Learning, improvement and innovation

Score: 1

The manager and senior management team reported regular home management meetings were now in place to provide oversight of the service. Analysis of falls had been conducted and any trends identified. However, as some accidents and incidents had not been investigated fully to identify any actions or lessons to be learnt, the provider could not be confident they were in receipt of all the relevant information to assist them in learning from these events and driving improvement across the service. Staff reported their views were now being considered and they were being asked for feedback and potential improvements.
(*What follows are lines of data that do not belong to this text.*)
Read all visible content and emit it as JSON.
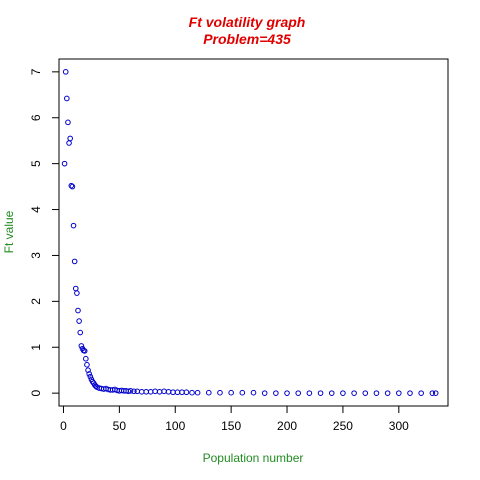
{
  "chart_data": {
    "type": "scatter",
    "title": "Ft volatility graph",
    "subtitle": "Problem=435",
    "xlabel": "Population number",
    "ylabel": "Ft value",
    "xlim": [
      -4,
      344
    ],
    "ylim": [
      -0.28,
      7.28
    ],
    "x_ticks": [
      0,
      50,
      100,
      150,
      200,
      250,
      300
    ],
    "y_ticks": [
      0,
      1,
      2,
      3,
      4,
      5,
      6,
      7
    ],
    "grid": false,
    "legend": "none",
    "colors": {
      "title": "#e00000",
      "axis_title": "#228b22",
      "points": "#0000cc",
      "axes": "#000000"
    },
    "points": {
      "x": [
        1,
        2,
        3,
        4,
        5,
        6,
        7,
        8,
        9,
        10,
        11,
        12,
        13,
        14,
        15,
        16,
        17,
        18,
        19,
        20,
        21,
        22,
        23,
        24,
        25,
        26,
        27,
        28,
        29,
        30,
        32,
        34,
        36,
        38,
        40,
        42,
        44,
        46,
        48,
        50,
        52,
        54,
        56,
        58,
        60,
        63,
        66,
        70,
        74,
        78,
        82,
        86,
        90,
        94,
        98,
        102,
        106,
        110,
        115,
        120,
        130,
        140,
        150,
        160,
        170,
        180,
        190,
        200,
        210,
        220,
        230,
        240,
        250,
        260,
        270,
        280,
        290,
        300,
        310,
        320,
        330,
        333
      ],
      "y": [
        5.0,
        7.0,
        6.42,
        5.9,
        5.45,
        5.55,
        4.52,
        4.5,
        3.65,
        2.87,
        2.28,
        2.18,
        1.8,
        1.57,
        1.32,
        1.03,
        0.97,
        0.93,
        0.92,
        0.75,
        0.62,
        0.5,
        0.42,
        0.36,
        0.3,
        0.25,
        0.22,
        0.18,
        0.15,
        0.13,
        0.11,
        0.1,
        0.09,
        0.1,
        0.08,
        0.07,
        0.07,
        0.08,
        0.06,
        0.05,
        0.06,
        0.05,
        0.05,
        0.04,
        0.05,
        0.04,
        0.04,
        0.03,
        0.03,
        0.03,
        0.04,
        0.03,
        0.04,
        0.03,
        0.02,
        0.02,
        0.02,
        0.02,
        0.01,
        0.01,
        0.01,
        0.01,
        0.01,
        0.01,
        0.01,
        0.0,
        0.0,
        0.0,
        0.0,
        0.0,
        0.0,
        0.0,
        0.0,
        0.0,
        0.0,
        0.0,
        0.0,
        0.0,
        0.0,
        0.0,
        0.0,
        0.0
      ]
    }
  }
}
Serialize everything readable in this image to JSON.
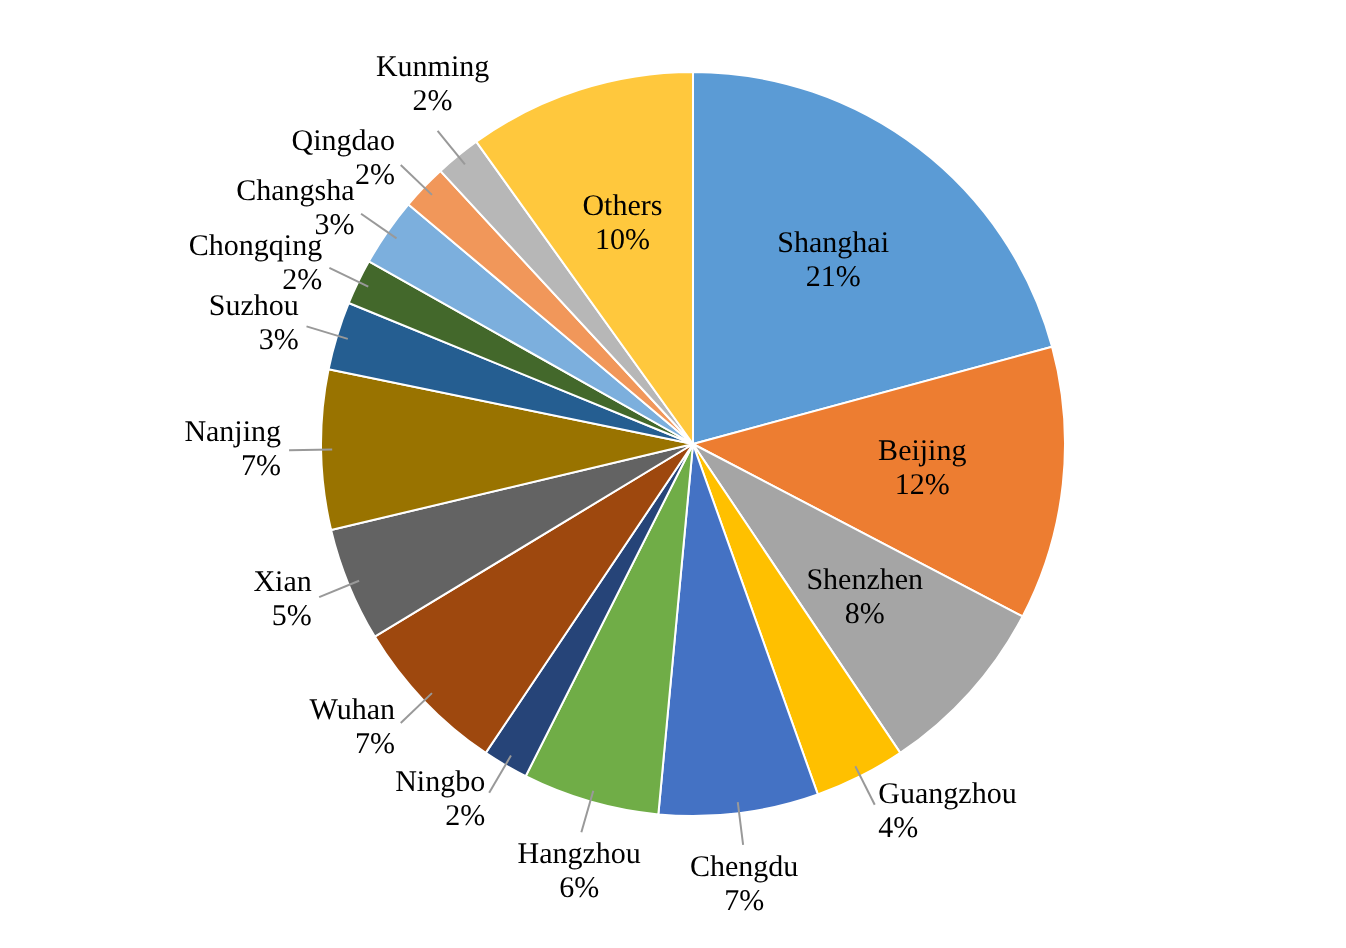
{
  "chart_data": {
    "type": "pie",
    "categories": [
      "Shanghai",
      "Beijing",
      "Shenzhen",
      "Guangzhou",
      "Chengdu",
      "Hangzhou",
      "Ningbo",
      "Wuhan",
      "Xian",
      "Nanjing",
      "Suzhou",
      "Chongqing",
      "Changsha",
      "Qingdao",
      "Kunming",
      "Others"
    ],
    "values": [
      21,
      12,
      8,
      4,
      7,
      6,
      2,
      7,
      5,
      7,
      3,
      2,
      3,
      2,
      2,
      10
    ],
    "colors": [
      "#5b9bd5",
      "#ed7d31",
      "#a5a5a5",
      "#ffc000",
      "#4472c4",
      "#70ad47",
      "#264478",
      "#9e480e",
      "#636363",
      "#997300",
      "#255e91",
      "#43682b",
      "#7cafdd",
      "#f1975a",
      "#b7b7b7",
      "#ffc83d"
    ],
    "value_labels": [
      "21%",
      "12%",
      "8%",
      "4%",
      "7%",
      "6%",
      "2%",
      "7%",
      "5%",
      "7%",
      "3%",
      "2%",
      "3%",
      "2%",
      "2%",
      "10%"
    ],
    "legend": false
  }
}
There was no analysis of complaints received for any trends and no oversight of management of the response to complaints. The provider’s policy in relation to accidents and incidents had not been consistently followed. This meant the information being fed into clinical governance meetings was not robust as it did not provide the full picture of what was happening in the service and opportunities to focus on continuous improvement across the service were being lost. All these concerns were fed back to the provider during the assessment process. Assurances were given that actions would be taken to address these concerns and provide effective oversight of the service in order to improve service delivery. People and staff surveys were taking place to obtain feedback on recent changes that had taken place in the home. ‘Residents meetings’, led by the ‘Resident’s Ambassador’ took place on a quarterly basis, but more work was needed to obtain feedback from those people who did not attend these meetings. Systems were being put in place to give staff the opportunity to complete feedback anonymously at any time. The provider had an action plan in place that was being updated and reviewed in response to this assessment.